Le gouvernement sud-soudanais a secrètement signé un contrat de 500 000 dollars avec la société de conseil américaine Scribe Strategies & Advisors pour tenter d’améliorer ses relations diplomatiques avec les États-Unis. L’accord, conclu en avril 2025 et récemment révélé via des documents officiels publiés sur le site du ministère américain de la Justice, intervient dans un contexte de tensions persistantes entre les deux pays. La société civile sud-soudanaise réclame désormais des explications, dénonçant une manœuvre opaque aux conséquences controversées.
Selon les documents consultés, une lettre signée par l’ambassadeur sud-soudanais à Washington, datée du 25 avril, sollicitait formellement l’aide de la firme. Moins de deux semaines plus tard, le 9 mai, l’entreprise notifie aux autorités américaines l’existence d’un accord officiel. Le mandat de Scribe Strategies & Advisors porte notamment sur la promotion d’opportunités commerciales, la réhabilitation de l’image du Soudan du Sud aux États-Unis, et la facilitation du rapatriement de ressortissants sud-soudanais depuis le territoire américain.

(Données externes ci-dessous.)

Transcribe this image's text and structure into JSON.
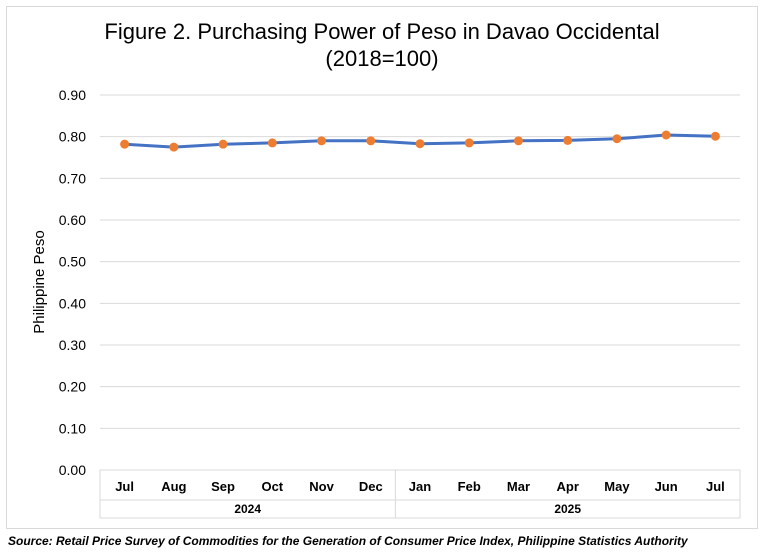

Depuis l’indépendance du Soudan du Sud en 2011, les relations avec Washington ont connu une lente dégradation, aggravée par les violations des droits humains et la persistance des violences internes. Plusieurs figures du régime sud-soudanais sont sous le coup de sanctions imposées par le Trésor américain pour leur implication présumée dans des crimes de guerre et des actes de corruption. Washington a également réduit son aide humanitaire et multiplié les critiques à l’encontre de la gouvernance à Juba.
L’accord de lobbying intervient dans un climat de méfiance. L’organisation CEPO, par la voix d’Edmund Yakani, dénonce l’opacité de la démarche gouvernementale. L’activiste s’inquiète particulièrement des conséquences concrètes de cet accord, notamment après l’expulsion récente de huit hommes des États-Unis vers le Soudan du Sud. Selon Yakani, au moins sept d’entre eux ne sont pas originaires du pays, ce qui soulève de graves questions juridiques et éthiques.
Derrière la volonté affichée de renforcer les liens diplomatiques se cachent des zones d’ombre. Le flou autour de l’identité des hommes expulsés et l’absence de communication officielle sur l’accord signent une fois de plus le déficit de transparence de l’exécutif sud-soudanais. Ce recours au lobbying pourrait certes ouvrir des canaux diplomatiques, mais il soulève aussi la crainte d’un retour à des pratiques de communication politique déconnectées des réalités internes du pays.
À l’heure où le Soudan du Sud tente de se reconstruire après des années de conflit, le choix d’un lobbying à coût élevé pourrait se heurter à une opinion publique exaspérée par la corruption et les priorités mal définies. En misant sur la façade plutôt que sur des réformes internes structurelles, Juba prend le risque de s’aliéner davantage la population, tout en exposant ses relations extérieures à de nouvelles critiques. Si le gouvernement espère réintégrer la scène internationale, il lui faudra plus qu’une campagne d’image : de la crédibilité, et des actes concrets.